Le mythe du capitalisme vert

Mardi dernier, nous avons assisté à un débat historique. Le débat entre les 11 candidats demeurera en effet comme le premier (peut-être le seul) débat entre tous les candidats à l’élection présidentielle. Bien que touffu et confus par moments, ce débat m’a semblé être une formidable respiration démocratique à l’heure où le système politique en place essaye – vainement selon moi – de verrouiller les règles du jeu (on pense notamment aux nouvelles règles sur l’égalité du temps de parole). Mardi dernier, sur le plateau de BFM TV et de CNews, ils étaient tous là. Deux femmes et neuf hommes présents pour tenter de montrer pourquoi il/elle était le/la plus à même de diriger la France.

Ils étaient tous présents et pourtant elle était absente. Personne ou presque ne l’a évoquée alors même qu’elle devrait être omniprésente. Déjà lors du premier débat (entre les cinq candidats recueillant le plus d’intention de vote) elle était passée inaperçue. Elle, c’est la question écologique et environnementale, la grande question de notre siècle. Malheureusement pour elle, le triptyque dette-terrorisme-chômage lui a encore volé la vedette, un peu comme si elle n’était qu’une « question de bobo » pour reprendre l’expression de Ruth Elkrief. Durant presque sept heures de débats (en cumulé) jamais ou presque n’aura été abordée cette question ô combien importante, un peu comme si celle-ci ne représentait pas une question politique majeure mais que sa gestion était laissée aux seuls individus. C’est toute cette mythologie qu’il faut prestement déconstruire.

 

Responsabilité individuelle et mythologie

 

Dans la campagne qui a lieu actuellement dans notre pays, il est assez édifiant de constater que seuls deux candidats (Jean-Luc Mélenchon et Benoît Hamon) considèrent la question écologique comme primordiale. Un troisième, Emmanuel Macron, en parle un peu mais toujours de manière floue – sans doute une manière de rester fidèle à l’ensemble de son œuvre. Pour le reste, c’est morne plaine ou presque. En somme, sur les quatre candidats qui paraissent en mesure de l’emporter au soir du 7 mai prochain, Jean-Luc Mélenchon est le seul à intégrer pleinement la question de la transition écologie – il en fait même la clé de voute de toute son architecture programmatique. Pour les trois autres, en creux se dessine une vision de la question qui affirme que c’est à l’individu de se responsabiliser. A les écouter, c’est en triant nos déchets que nous sauverons la planète.

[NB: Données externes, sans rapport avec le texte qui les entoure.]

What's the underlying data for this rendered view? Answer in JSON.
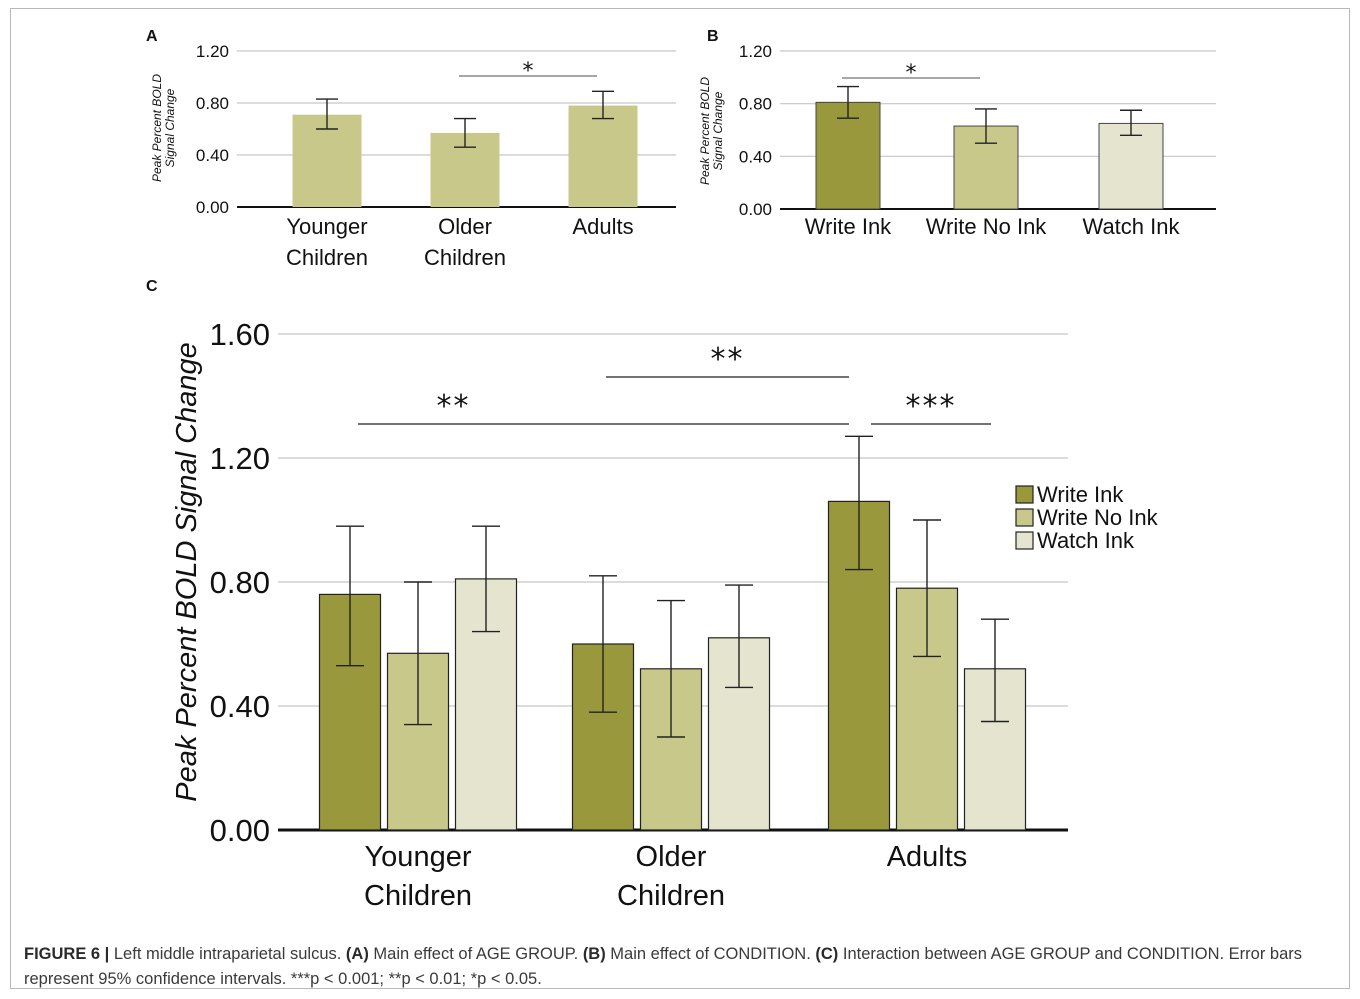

Il nous faut, je pense, déconstruire le mythe qui existe autour de ce positionnement, mythe qui nous mène droit à l’abime à mes yeux. Dans la Grèce Antique, le mythe – qui dérive de muthos – définissait le domaine de l’opinion fausse, de la rumeur, du discours de circonstance. En somme, le mythe est le discours non-raisonné, qui se veut être une forme de fable. Par opposition, le logos était, lui, le discours raisonné. C’est précisément le passage du muthos au logos qui a posé la pierre fondatrice des philosophes de la Grèce Antique. De la même manière que le mythe de la Grèce antique a empêché durant de longues années la mise en place de la philosophie, le concept de responsabilité individuelle vis-à-vis de la question environnementale, très en vogue à l’heure actuelle dans notre pays, nous empêche de faire advenir une politique qui trancherait radicalement avec celle en place depuis des décennies. Que l’on s’entende bien, il ne s’agit pas de dire que le tri des déchets est inutile. Il est nécessaire, toutefois il ne saurait être suffisant.

 

La nécessaire sortie du cadre

 

Je crois pour ma part qu’il faut arrêter avec ces affabulations. Plutôt que de penser que la seule responsabilité individuelle permet de lutter contre le réchauffement climatique je crois, au contraire, qu’il est absolument nécessaire – au sens philosophique du terme, à savoir ce qui ne peut pas ne pas être ou être autrement – de sortir du cadre économique actuel. Il ne peut y avoir de politique environnementale ambitieuse et raisonnable dans le système économique financiarisé et prédateur dans lequel nous vivons. Croire que le marché se moralisera par je ne sais quel miracle c’est croire que le Père Noël existe et qu’il viendra assurer la transition écologique. Le marché est comme ces contes que l’on raconte aux enfants, dans la réalité aucune main invisible ne vient le réguler pas plus que le capitalisme est capable de devenir vert.

Cette gigantesque opération de greenwashing est pourtant à l’œuvre. On nous explique que si les entreprises polluent c’est qu’elles ne peuvent pas faire autrement. C’est, en somme, le retour du TINA de Thatcher. Depuis quelques années nous avons vu émerger la notion de RSE (Responsabilité Sociétale de l’Entreprise) dans les milieux économiques et les business cool de toute la planète se complaisent dans des cours de « Sustainable development » qui ne sont en réalité que des fadaises présentes pour se donner bonne conscience. Sans un volontarisme étatique fort, sans un changement économique majeur, sans un combat farouche face aux forces qui n’ont que le profit en tête et des calculatrices en guise de cœur et de cerveau, nulle transition écologique digne de ce nom n’est possible. La bérézina du marché des quotas de CO2 à l’échelle européenne est, à ce titre, très révélatrice : le marché sait contourner les règles quand on ne le régule pas de manière franche et directe.

 

Nous le voyons donc, parler de la seule responsabilité individuelle sur la question écologique est un moyen de diversion. Ceci permet de ne pas remettre en cause les méfaits du capitalisme néolibéral financiarisé qui ravage la planète et nous mène à l’abime. Il n’y a pas, à mon sens, de thème plus républicain que celui de l’écologie puisque la Terre est notre Res Publica, notre chose commune. Dire que le marché s’autorégulera et que le capitalisme deviendra vert comme par magie serait risible si la situation n’était pas si tragique. Il n’est pas encore trop tard pour agir mais l’urgence se fait chaque jour plus pressante. Tâchons de rapidement nous rappeler que, selon la magnifique phrase d’Antoine de Saint-Exupéry, « nous n’héritons pas de la Terre de nos parents, nous l’empruntons à nos enfants ».